In Basket v. Hassell, 107 U. S. 602, a check was executed and delivered to the plaintiff, payable upon the. death of the drawer. The court said:
“The property in the fund did not presently pass, but remained in the donor, and the donee was excluded from its possession and control during the life of the donor. That qualification of the right, which would have belonged to him if he had become the present owner of the fund, establishes that there was no delivery of possession, according to the terms of the instrument, and that as the gift was to take effect only upon the death of the donor, it was not a present executed- gift mortis causa, but a testamentary disposition.”
The following cases support the doctrine herein announced, and control the material question in this case: Foxworthy v.

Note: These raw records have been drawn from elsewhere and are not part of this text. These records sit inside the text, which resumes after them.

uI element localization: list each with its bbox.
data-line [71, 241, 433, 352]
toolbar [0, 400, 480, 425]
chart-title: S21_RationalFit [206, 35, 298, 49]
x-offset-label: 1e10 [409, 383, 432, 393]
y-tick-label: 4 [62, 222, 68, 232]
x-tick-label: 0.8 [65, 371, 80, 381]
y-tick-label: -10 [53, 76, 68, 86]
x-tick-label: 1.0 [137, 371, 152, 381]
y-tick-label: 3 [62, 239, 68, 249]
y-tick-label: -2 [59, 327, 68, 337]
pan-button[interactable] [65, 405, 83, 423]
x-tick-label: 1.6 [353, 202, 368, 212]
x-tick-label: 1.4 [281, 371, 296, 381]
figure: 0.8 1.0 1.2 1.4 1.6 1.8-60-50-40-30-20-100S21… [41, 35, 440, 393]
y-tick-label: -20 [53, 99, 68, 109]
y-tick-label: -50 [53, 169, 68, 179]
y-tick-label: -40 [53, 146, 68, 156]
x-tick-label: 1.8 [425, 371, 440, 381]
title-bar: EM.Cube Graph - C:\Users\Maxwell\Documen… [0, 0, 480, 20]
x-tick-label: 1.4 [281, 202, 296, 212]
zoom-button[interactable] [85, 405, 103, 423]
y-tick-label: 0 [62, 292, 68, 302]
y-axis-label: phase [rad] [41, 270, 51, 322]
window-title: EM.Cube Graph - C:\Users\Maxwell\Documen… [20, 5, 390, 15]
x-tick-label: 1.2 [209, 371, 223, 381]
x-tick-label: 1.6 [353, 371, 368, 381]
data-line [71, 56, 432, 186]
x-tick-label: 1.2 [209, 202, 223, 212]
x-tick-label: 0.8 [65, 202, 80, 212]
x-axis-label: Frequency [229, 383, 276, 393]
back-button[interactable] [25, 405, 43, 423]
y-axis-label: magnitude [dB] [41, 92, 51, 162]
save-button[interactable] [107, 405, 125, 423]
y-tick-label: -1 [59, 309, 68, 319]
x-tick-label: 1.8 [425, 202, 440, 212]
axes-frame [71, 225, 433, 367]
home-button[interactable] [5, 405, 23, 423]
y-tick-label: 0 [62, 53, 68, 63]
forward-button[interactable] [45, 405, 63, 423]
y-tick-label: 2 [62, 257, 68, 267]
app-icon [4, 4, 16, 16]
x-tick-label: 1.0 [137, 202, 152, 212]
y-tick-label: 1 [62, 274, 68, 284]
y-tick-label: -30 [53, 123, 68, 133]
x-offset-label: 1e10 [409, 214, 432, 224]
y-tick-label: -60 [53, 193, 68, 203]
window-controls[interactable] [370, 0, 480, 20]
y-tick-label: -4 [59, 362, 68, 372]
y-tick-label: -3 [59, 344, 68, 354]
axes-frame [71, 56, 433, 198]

Adams, 136 Ky. 403; Pullen v. Placer County Bank, 138 Cal. 169 (94 Am. St. 19, with note); Sullivan v. Sullivan, 122 Ky. 707 (92 S. W. 884, 966, 7 L. R. A. [N. S.] 156, with note); Johnson v.Colley, 101 Va. 414 (99 Am. St. 911).
We conclude therefore that, under the record facts, the check did not constitute a valid gift causa mortis or inter vivos, and clearly it has no validity as a testamentary disposition of property. The judgment entered by the trial court is — Affirmed.